Patentstreitigkeiten führen zu Beschwerde bei der Handelskammer
Pingpong-Verfahren: Apple und Kodak verklagen sich gegenseitig
Erst verklagte der traditionsreiche Kamera-Hersteller Eastman Kodak im Januar den Computerhersteller Apple. Nun kontert Apple mit einer Gegenklage. Rechtsexperten vermuten, dass sich beide Unternehmen in einem Vergleich einigen könnten. Das berichtet das Wall Street Journal.

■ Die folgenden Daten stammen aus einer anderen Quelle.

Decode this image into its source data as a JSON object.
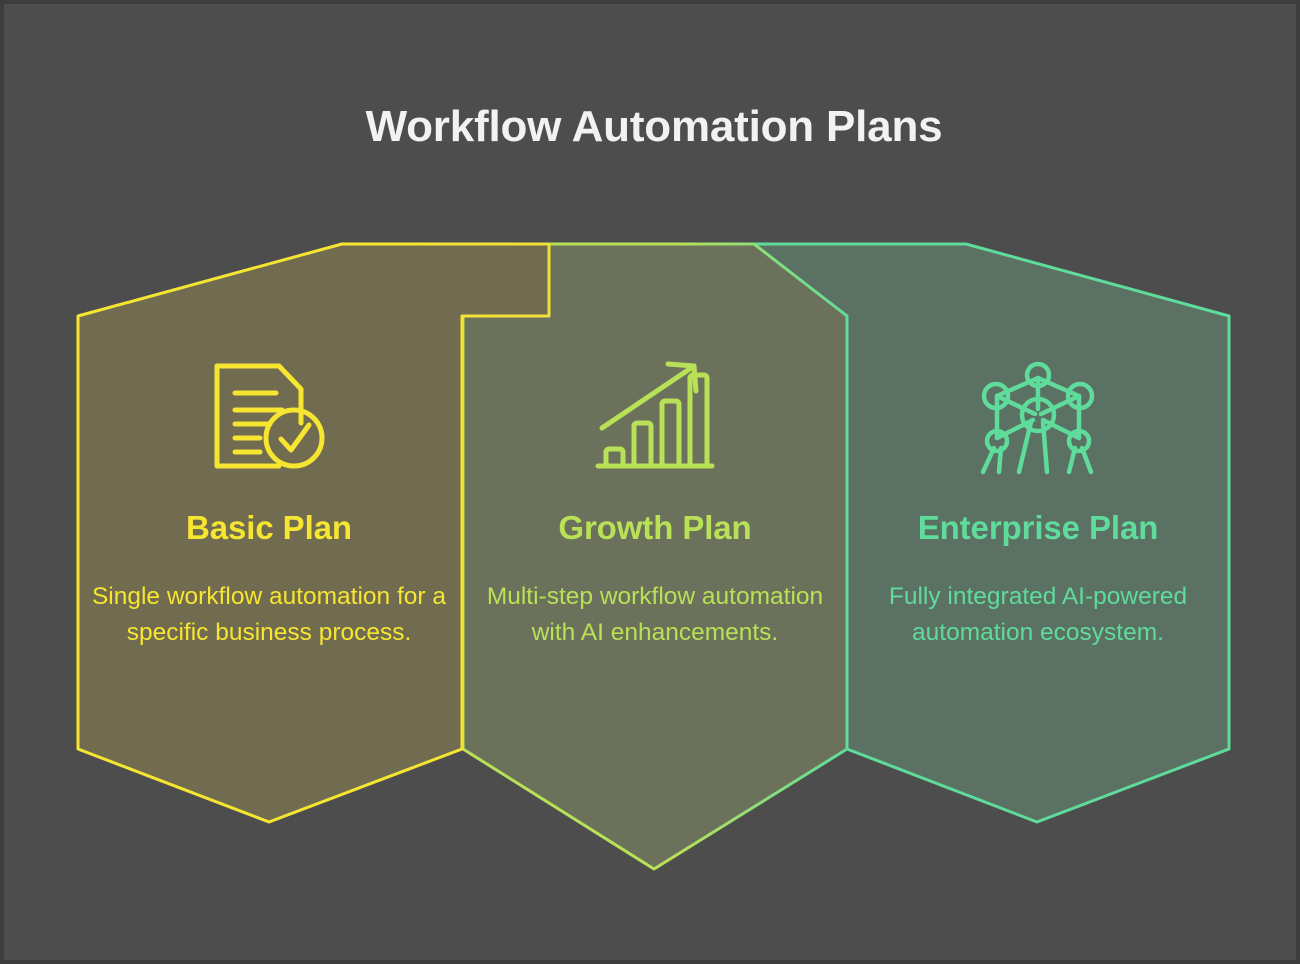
{
  "page": {
    "title": "Workflow Automation Plans",
    "background_color": "#4d4d4d",
    "title_color": "#f2f2f2"
  },
  "cards": [
    {
      "id": "basic",
      "title": "Basic Plan",
      "description": "Single workflow automation for a specific business process.",
      "icon": "document-check-icon",
      "accent_color": "#f6e531",
      "fill_color": "#716c4f"
    },
    {
      "id": "growth",
      "title": "Growth Plan",
      "description": "Multi-step workflow automation with AI enhancements.",
      "icon": "bar-chart-growth-icon",
      "accent_color": "#b9e157",
      "fill_color": "#6b715a"
    },
    {
      "id": "enterprise",
      "title": "Enterprise Plan",
      "description": "Fully integrated AI-powered automation ecosystem.",
      "icon": "network-nodes-icon",
      "accent_color": "#5fdc9b",
      "fill_color": "#5b7163"
    }
  ]
}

Apple wirft Kodak vor, ein Patent auf eine in Digitalkameras eingesetzte Speicherarchitektur verletzt zu haben. Auch eine patentierte Technik zur Verarbeitung von Bilddaten habe Kodak unerlaubt genutzt. Betroffen sind demnach die Kamera-Modelle aus den Kodak-Serien C, M sowie Z. Daher reichte der Computerhersteller aus Cupertino beim Bundesbezirksgericht in Nordkalifornien Klage ein.

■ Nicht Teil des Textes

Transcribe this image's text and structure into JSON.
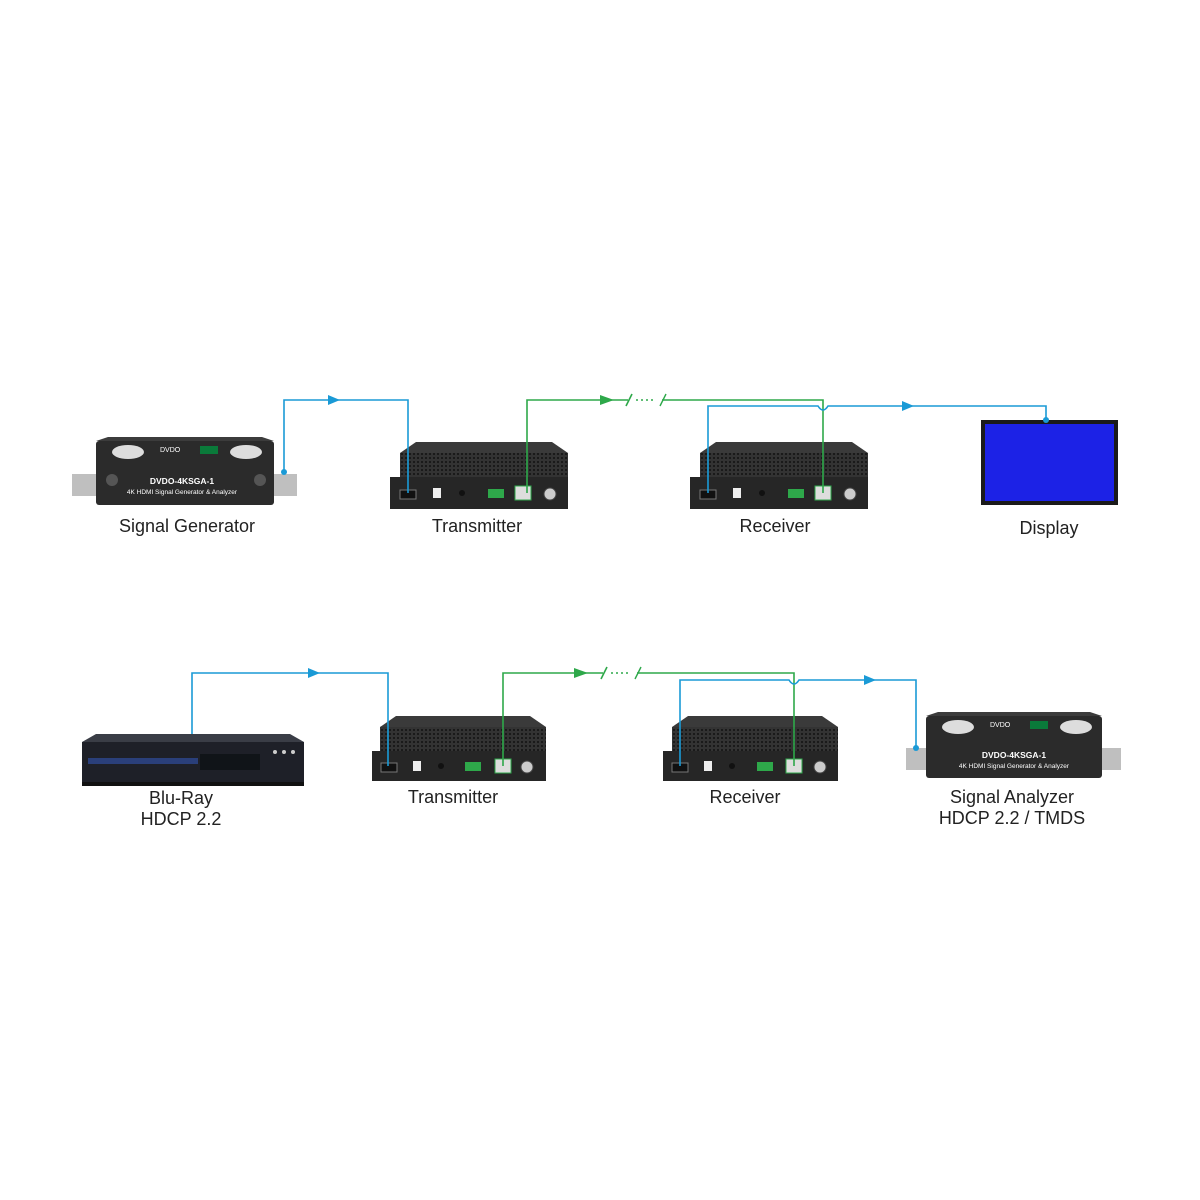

Klage vor Gericht und Beschwerde bei der Handelskammer
Zusätzlich legte Apple Beschwerde bei der internationalen Handelskammer der USA (ITC) ein. Die internationale Handelskammer ist in der Lage, binnen kürzester Zeit Einfuhrverbote für Produkte zu erwirken und sie somit vom Markt zu nehmen. Apple reagiert mit diesem Schritt auf eine Klage von Eastman Kodak, die der Foto-Spezialist Mitte Januar einreichte. Darin warf Eastman Kodak dem IT-Unternehmen Apple und dem Smartphone-Bauer Research in Motion (RIM) die Verletzung von Patenten vor, die eine Vorschaufunktion für das Betrachten von Bildern beschreibt.

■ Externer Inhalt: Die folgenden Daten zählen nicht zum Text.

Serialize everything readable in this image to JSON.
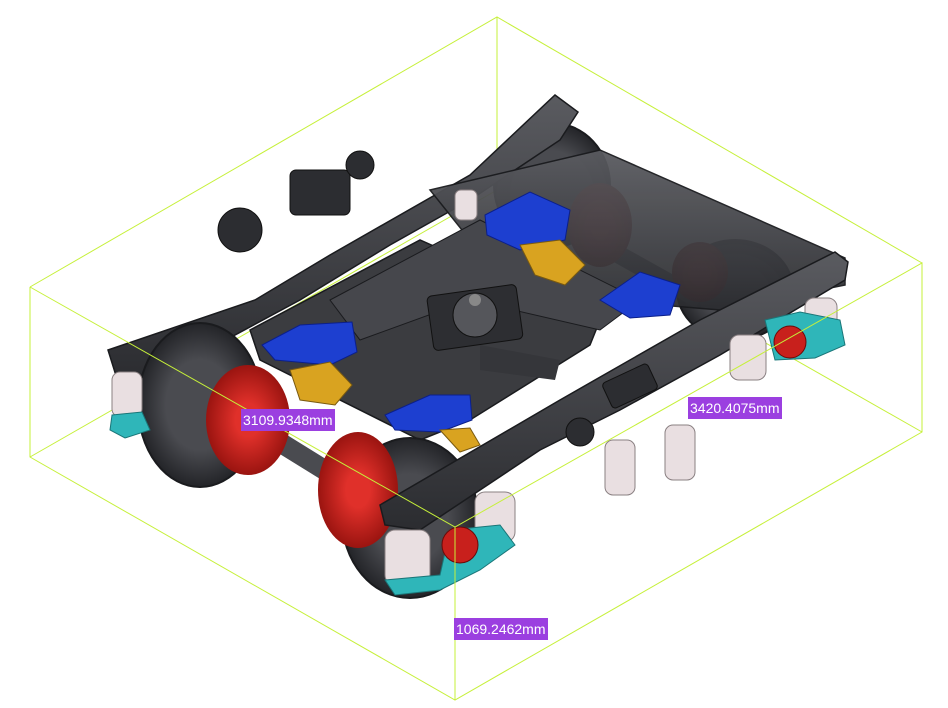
{
  "viewer": {
    "background": "#ffffff",
    "bbox_color": "#c6f03a",
    "dimension_label_color": "#9b3fe0"
  },
  "dimensions": [
    {
      "id": "width",
      "value": "3109.9348mm"
    },
    {
      "id": "length",
      "value": "3420.4075mm"
    },
    {
      "id": "height",
      "value": "1069.2462mm"
    }
  ],
  "parts": {
    "frame_color": "#3a3b3f",
    "wheel_color": "#3d3e42",
    "brake_disc_color": "#c8201c",
    "axlebox_color": "#2fb6b9",
    "brake_unit_color": "#1d3fd0",
    "spring_color": "#e9dfe1",
    "valve_color": "#d9a320"
  }
}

Genau wie Apple fährt auch Eastman Kodak in der Verteidigung eine Doppel-Strategie. Der Hersteller von Fotoapparaten reichte neben der Klage vor Gericht ebenfalls eine Beschwerde bei der internationalen Handelskammer ein. Gegenklagen sind ein häufig eingesetztes Mittel bei Patentstreitigkeiten und führen oftmals zu einem Vergleich.